Yepton's (also known as Yepton or Yeptons) is a settlement in Saint John Parish, Antigua and Barbuda.

Etymology 
Yepton's Estates name is thought to have come from the Sussex, England, town of Yapton, which lies close to the city of Arundel. Yapton-born Sir George Thomas acquired ownership of the plantation around 1800.

History

Yepton's Estate 
George Thomas, the Leeward Islands' governor from 1753 to 1766, was granted the Thomas Baronetcy of Yapton in the County of Sussex in 1790. After the seventh Baronet, a well-known chess player, passed away in 1972, the title was abolished. The same was granted to Thomas Edwards and his heirs in fee simple of the plantation therein mentioned for the sum of 22,000 pounds to be paid as follows in 1802, according to an indenture between Sir George Thomas and his son. When George White-Thomas inherited Yapton from his grandfather, Sir George Thomas (d. 1821), he adopted the name Thomas, and Yapton now serves as his memorial cemetery.

Messrs. Hyndman, who owned Yapton in 1829, also owned a number of other estates on Antigua, including Bendalls (#37), 503 acres, Towerhill, 361 acres, Belevedere, 343 acres, Yapton Farm, 888 acres, Mathew's or Constitution Hill (#132), 158 acres, Elmes, and Sawcolt's, all of which were owned by Warrick P. Hyndman in 1852. 

Yepton's received a legacy payment of £1,681. 4s. 1p. for freeing 113 slaves when slavery was outlawed by the British Parliament in 1833. Boyd Alexander, Claude Neilson, and William Maxwell Alexander received the honor.

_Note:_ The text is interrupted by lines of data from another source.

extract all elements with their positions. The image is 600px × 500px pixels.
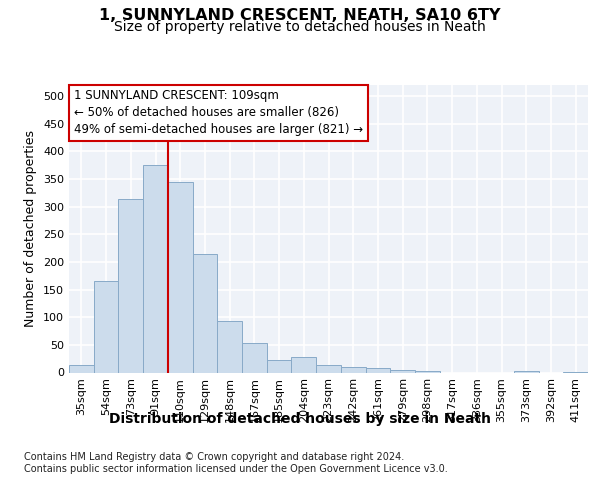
Bar xyxy=(217,321,242,372)
Bar xyxy=(316,365,341,372)
Bar xyxy=(143,164,168,372)
Bar xyxy=(242,342,267,372)
Text: Contains HM Land Registry data © Crown copyright and database right 2024.
Contai: Contains HM Land Registry data © Crown c… xyxy=(24,452,448,474)
Bar xyxy=(193,254,217,372)
Bar xyxy=(415,371,440,372)
Text: 1, SUNNYLAND CRESCENT, NEATH, SA10 6TY: 1, SUNNYLAND CRESCENT, NEATH, SA10 6TY xyxy=(99,8,501,22)
Text: Size of property relative to detached houses in Neath: Size of property relative to detached ho… xyxy=(114,20,486,34)
Bar xyxy=(390,370,415,372)
Bar xyxy=(365,368,390,372)
Bar xyxy=(267,360,292,372)
Bar xyxy=(94,282,118,372)
Bar xyxy=(69,366,94,372)
Text: Distribution of detached houses by size in Neath: Distribution of detached houses by size … xyxy=(109,412,491,426)
Y-axis label: Number of detached properties: Number of detached properties xyxy=(25,130,37,327)
Bar xyxy=(292,357,316,372)
Bar xyxy=(118,200,143,372)
Text: 1 SUNNYLAND CRESCENT: 109sqm
← 50% of detached houses are smaller (826)
49% of s: 1 SUNNYLAND CRESCENT: 109sqm ← 50% of de… xyxy=(74,90,364,136)
Bar xyxy=(341,367,365,372)
Bar xyxy=(514,371,539,372)
Bar xyxy=(168,182,193,372)
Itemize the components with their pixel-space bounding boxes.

Robert Hyndman was unsuccessful, and the Honorable William Fraser was involved.

Alex Coltart, owner of Harney & Coltart, a company that minted farthing coins—a quarter of a penny in British currency—for the collecting of salt from the surrounding salt ponds, was the apparent owner of Yepton's in the 1850s (although he is officially documented as gaining possession in 1878). The only supply of salt today is in Barbuda, where it is harvested during the dry months and kept in sizable barrels for local consumption. As was previously mentioned, various ponds in Antigua once produced salt that was harvested in baskets.

The Yepton's pond behind Deep Bay was a valuable supply of salt in the mid-1800s and well into the early 1900s. It was a coarse-grained kind that was perfect for creating ice cream or salting fresh dishes. A short passage at the northern end of the pond was used to bring sea water, and it was kept from draining during the hot, dry months so that the sun's rays could evaporate the sea water, leaving behind a layer of salt crystals. Village ladies from Five Islands and neighboring villages would gather the salt at the conclusion of the drying season. For each basket of salt they delivered, Harney & Coltart paid them with farthings. These tiny coins are occasionally discovered and brought to the Antigua & Barbuda Museum.

Demographics 
Yepton's has one enumeration district, ED 36100 (Yepton’s).

Yepton's had a Living Conditions Index of 18.2 in August 2007, among the highest in the country.

Historically, Yepton's has had a population of 114 in 2001, and 122 in 1991.

2011 Population and Housing Census Data

Tourist attractions 

 Yepton, a beach, is located in the village. "A gorgeous and relaxing area being not widely recognized among travelers," is how it is described. There are a few further tiny beaches nearby that are accessible on foot.